Today the Inside Track talks to Mostafa Gulam, Head of Technology at the Association of Train Operating Companies (ATOC) which represents the 23 train operating companies that provide passenger services on the privatised British railway system. Its work is centred around three main areas: 1) The Rail Settlement Plan, which is a central clearing house for train operators, allowing passengers to travel on any part of the rail network, from any station 2) A customer service operation, providing up-to-the-minute information on times, fares and disruption through National Rail Enquiries and 3) Providing various discounted and promotional railcards.
A particular area of focus for Mr. Gulam at the moment is the future of ticketing and in particular the role of smartcards for passengers and operators.
Luke Upton (LU): Hi Mostafa, so just what is it that makes smartcards attractive to passengers?
Mostafa Gulum (MG): “Smartcards are a particular attractive option for passengers as they are able to offer discounts, are more physically robust and offer a faster route through the station to the train, eliminating needs to pick them up or queue to purchase. With the success of the Oyster card in London and development of similar smartcard technology in other UK cities it’s an increasingly common, effective and popular form of transport fare payment.
LU: And what are the advantages of smartcards for rail operators?

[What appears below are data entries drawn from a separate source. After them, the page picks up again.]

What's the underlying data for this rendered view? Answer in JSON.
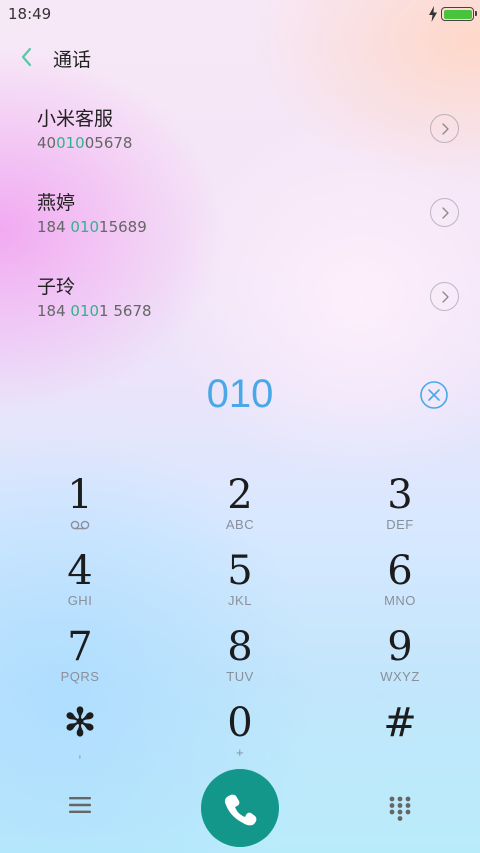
{
  "status_bar": {
    "time": "18:49",
    "icons": [
      "bolt-icon",
      "battery-icon"
    ],
    "battery_color": "#49c23c"
  },
  "header": {
    "title": "通话",
    "back_icon": "chevron-left-icon"
  },
  "results": [
    {
      "name": "小米客服",
      "number_pre": "40",
      "number_match": "010",
      "number_post": "05678"
    },
    {
      "name": "燕婷",
      "number_pre": "184 ",
      "number_match": "010",
      "number_post": "15689"
    },
    {
      "name": "子玲",
      "number_pre": "184 ",
      "number_match": "010",
      "number_post": "1 5678"
    }
  ],
  "dial_input": {
    "value": "010",
    "delete_icon": "circle-x-icon"
  },
  "keypad": [
    {
      "digit": "1",
      "letters": "",
      "icon": "voicemail-icon"
    },
    {
      "digit": "2",
      "letters": "ABC"
    },
    {
      "digit": "3",
      "letters": "DEF"
    },
    {
      "digit": "4",
      "letters": "GHI"
    },
    {
      "digit": "5",
      "letters": "JKL"
    },
    {
      "digit": "6",
      "letters": "MNO"
    },
    {
      "digit": "7",
      "letters": "PQRS"
    },
    {
      "digit": "8",
      "letters": "TUV"
    },
    {
      "digit": "9",
      "letters": "WXYZ"
    },
    {
      "digit": "✻",
      "letters": ","
    },
    {
      "digit": "0",
      "letters": "+"
    },
    {
      "digit": "#",
      "letters": ""
    }
  ],
  "bottom_bar": {
    "menu_icon": "menu-icon",
    "call_icon": "phone-icon",
    "keypad_icon": "dialpad-icon"
  },
  "colors": {
    "accent_blue": "#4aa8e8",
    "match_green": "#2fb38a",
    "call_button": "#13978a"
  }
}
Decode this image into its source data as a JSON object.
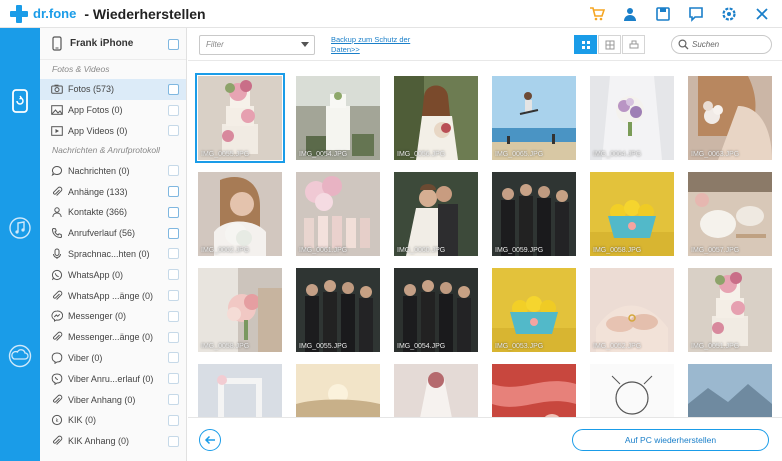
{
  "titlebar": {
    "logo_text": "dr.fone",
    "title": "- Wiederherstellen",
    "icons": [
      "cart-icon",
      "user-icon",
      "save-icon",
      "feedback-icon",
      "settings-icon",
      "close-icon"
    ],
    "accent": "#F5A623"
  },
  "rail": {
    "items": [
      "phone-restore-icon",
      "music-icon",
      "cloud-icon"
    ],
    "color": "#1A9CE8"
  },
  "sidebar": {
    "device_name": "Frank iPhone",
    "section_media": "Fotos & Videos",
    "media_items": [
      {
        "label": "Fotos (573)",
        "icon": "camera-icon"
      },
      {
        "label": "App Fotos (0)",
        "icon": "image-icon"
      },
      {
        "label": "App Videos (0)",
        "icon": "video-icon"
      }
    ],
    "section_messages": "Nachrichten & Anrufprotokoll",
    "message_items": [
      {
        "label": "Nachrichten (0)",
        "icon": "message-icon"
      },
      {
        "label": "Anhänge (133)",
        "icon": "paperclip-icon"
      },
      {
        "label": "Kontakte (366)",
        "icon": "contact-icon"
      },
      {
        "label": "Anrufverlauf (56)",
        "icon": "phone-icon"
      },
      {
        "label": "Sprachnac...hten (0)",
        "icon": "voicemail-icon"
      },
      {
        "label": "WhatsApp (0)",
        "icon": "whatsapp-icon"
      },
      {
        "label": "WhatsApp ...änge (0)",
        "icon": "paperclip-icon"
      },
      {
        "label": "Messenger (0)",
        "icon": "messenger-icon"
      },
      {
        "label": "Messenger...änge (0)",
        "icon": "paperclip-icon"
      },
      {
        "label": "Viber (0)",
        "icon": "viber-icon"
      },
      {
        "label": "Viber Anru...erlauf (0)",
        "icon": "viber-call-icon"
      },
      {
        "label": "Viber Anhang (0)",
        "icon": "paperclip-icon"
      },
      {
        "label": "KIK (0)",
        "icon": "kik-icon"
      },
      {
        "label": "KIK Anhang (0)",
        "icon": "paperclip-icon"
      }
    ]
  },
  "toolbar": {
    "filter_value": "Filter",
    "backup_link": "Backup zum Schutz der Daten>>",
    "search_placeholder": "Suchen"
  },
  "gallery": {
    "rows": [
      [
        "IMG_0055.JPG",
        "IMG_0054.JPG",
        "IMG_0056.JPG",
        "IMG_0065.JPG",
        "IMG_0064.JPG",
        "IMG_0063.JPG"
      ],
      [
        "IMG_0062.JPG",
        "IMG_0061.JPG",
        "IMG_0060.JPG",
        "IMG_0059.JPG",
        "IMG_0058.JPG",
        "IMG_0057.JPG"
      ],
      [
        "IMG_0058.JPG",
        "IMG_0055.JPG",
        "IMG_0054.JPG",
        "IMG_0053.JPG",
        "IMG_0052.JPG",
        "IMG_0051.JPG"
      ],
      [
        "",
        "",
        "",
        "",
        "",
        ""
      ]
    ]
  },
  "bottom": {
    "restore_label": "Auf PC wiederherstellen"
  }
}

MG: “In the UK we are delighted to see a growth in passenger numbers, but this is not without its challenges. The data and insight that can be acquired by smartcards can help companies predict passenger numbers and journey trends far better. It can make train operators make smarter choices in terms of deployment of rolling stock, resources and staff. And the smartcard can also enables rail operators to target customers with offers such as discounts or free trips more effectively. A smartcard can provide particular value to regular passengers and commuters who typically pay the highest fares.”
LU: With more rail operators using smartcards, what other opportunities are there around them?

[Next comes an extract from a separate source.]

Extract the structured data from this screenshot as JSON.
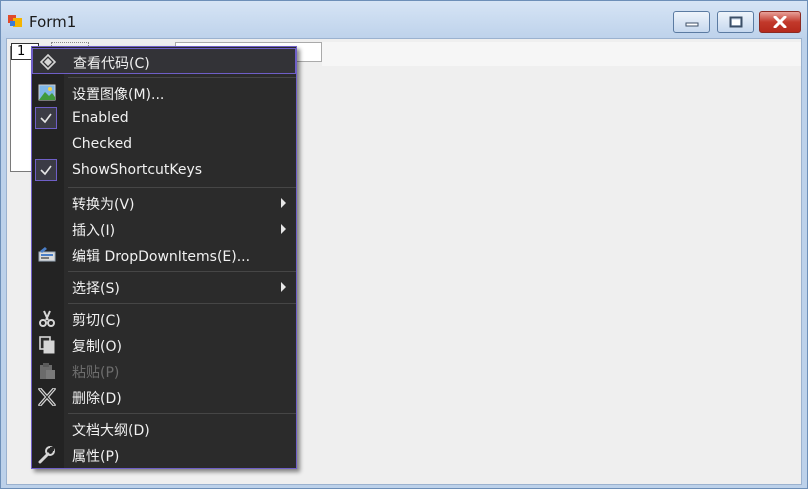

MG: “In the near future I think they will enable rail operators to communicate much better and smarter with passengers. For example, a ticket may enable real time information to be passed to passengers, it could tell them that the next train arriving at the platform is very busy, but the one after is quieter. As much as it will enable the train operator to work smarter it’ll enable the passenger to move through the network more efficiently and easier.
LU: Sounds impressive and no doubt would be popular with passengers, what other technological developments are operators looking at for passengers?

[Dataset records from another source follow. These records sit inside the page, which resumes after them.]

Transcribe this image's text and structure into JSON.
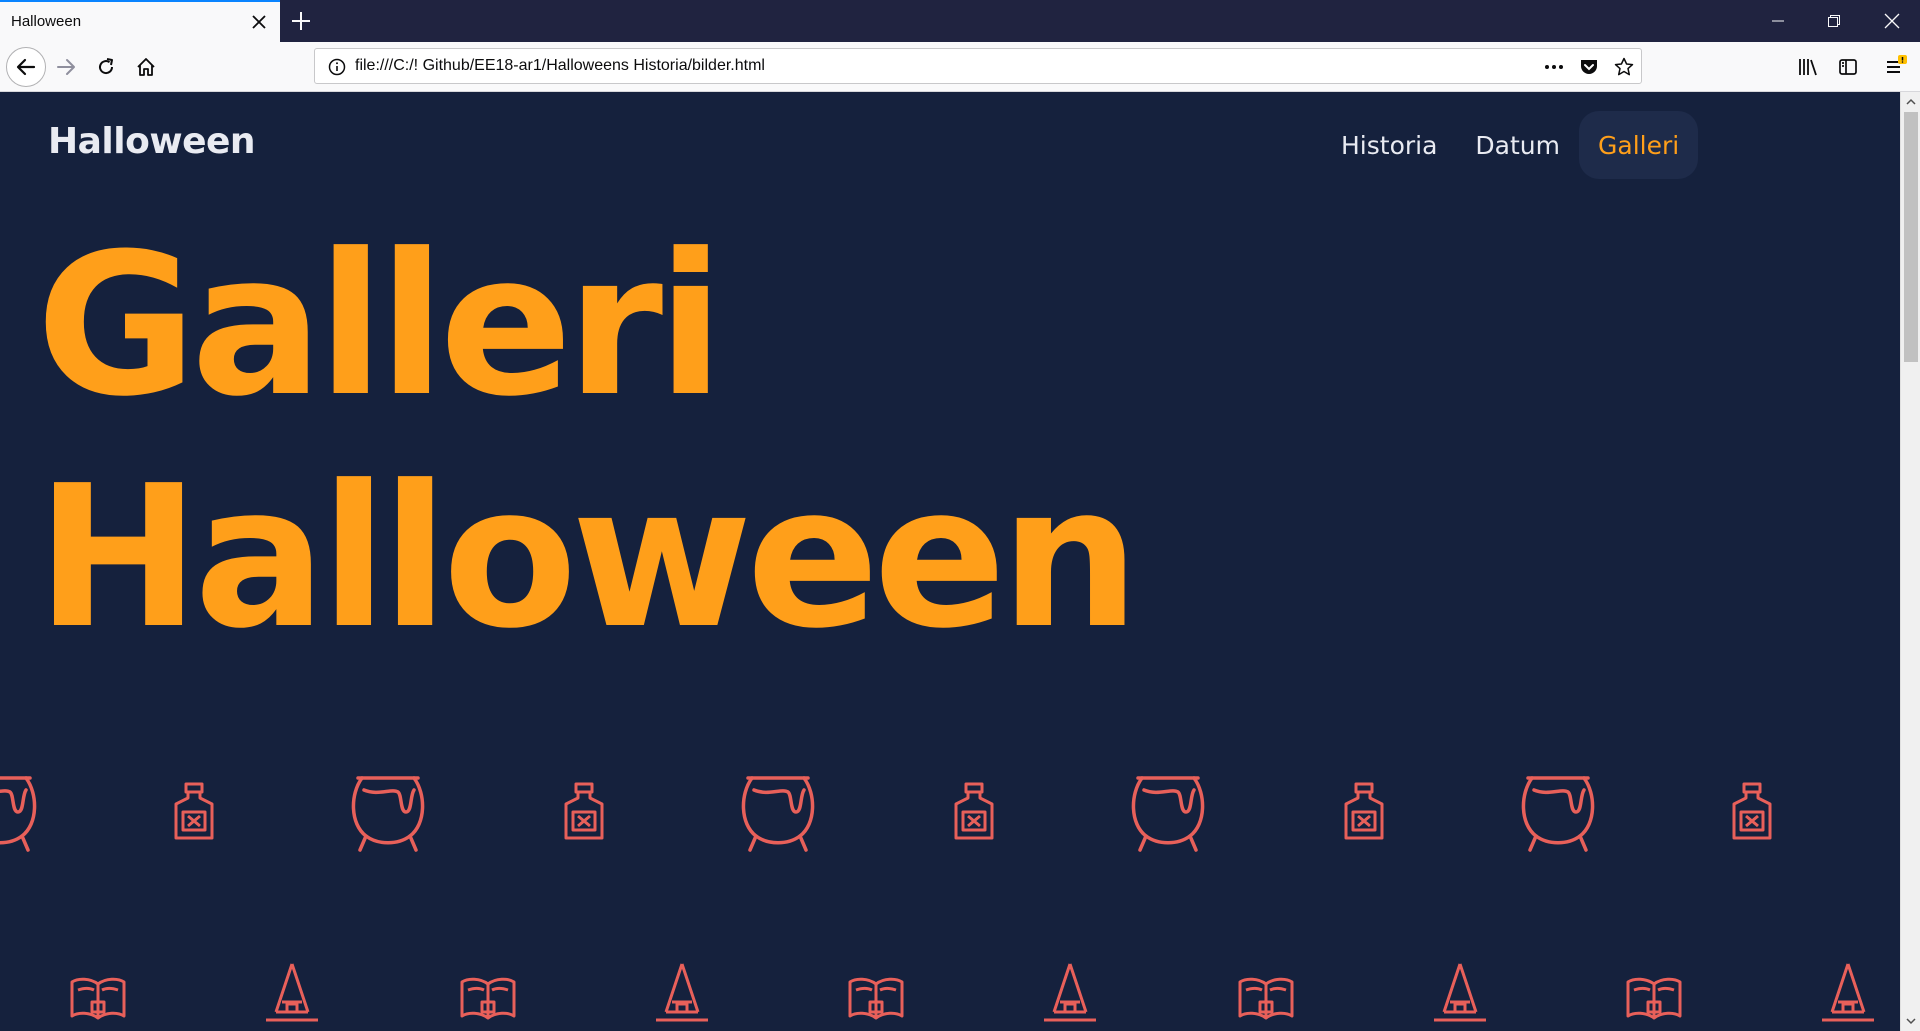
{
  "browser": {
    "tab_title": "Halloween",
    "url": "file:///C:/! Github/EE18-ar1/Halloweens Historia/bilder.html",
    "accent_color": "#0a84ff"
  },
  "site": {
    "brand": "Halloween",
    "nav": [
      {
        "label": "Historia",
        "active": false
      },
      {
        "label": "Datum",
        "active": false
      },
      {
        "label": "Galleri",
        "active": true
      }
    ],
    "hero_line1": "Galleri",
    "hero_line2": "Halloween",
    "colors": {
      "background": "#15213d",
      "accent": "#ff9f1a",
      "icon": "#e8605a",
      "text": "#e9ebf2"
    },
    "pattern_row1_icons": [
      "cauldron-icon",
      "potion-bottle-icon"
    ],
    "pattern_row2_icons": [
      "spell-book-icon",
      "witch-hat-icon"
    ]
  }
}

MG: “Well, another potential development is the growth of phones being used as tickets via barcodes or QR codes that can be downloaded or scanned in place of paper tickets or smartcards. This is something already is use for certain airlines and is already being used in a few railways around the world. This would link closely to train operators mobile and App sales sites.
A second area that’s already growing is the use of WiFi on-board trains, with passengers keen for better reliability and operators beginning to harness some of its potential beyond simply a selling point to passengers. For example, a WiFi connection could let passengers know precisely from which platform and when their connecting train is leaving from. At the moment the train manager often announces the most popular connections over the on-train PA system but this could offer a personalised service to each passenger. This would be particularly useful on long distance train journeys involving several changes which we know does have the potential to cause anxiety. At the moment there’s a lot of potential around fare collection within railways and we have an exciting time ahead of us.”
LU: Thanks Mostafa, looking forward to hearing more in Amsterdam in November.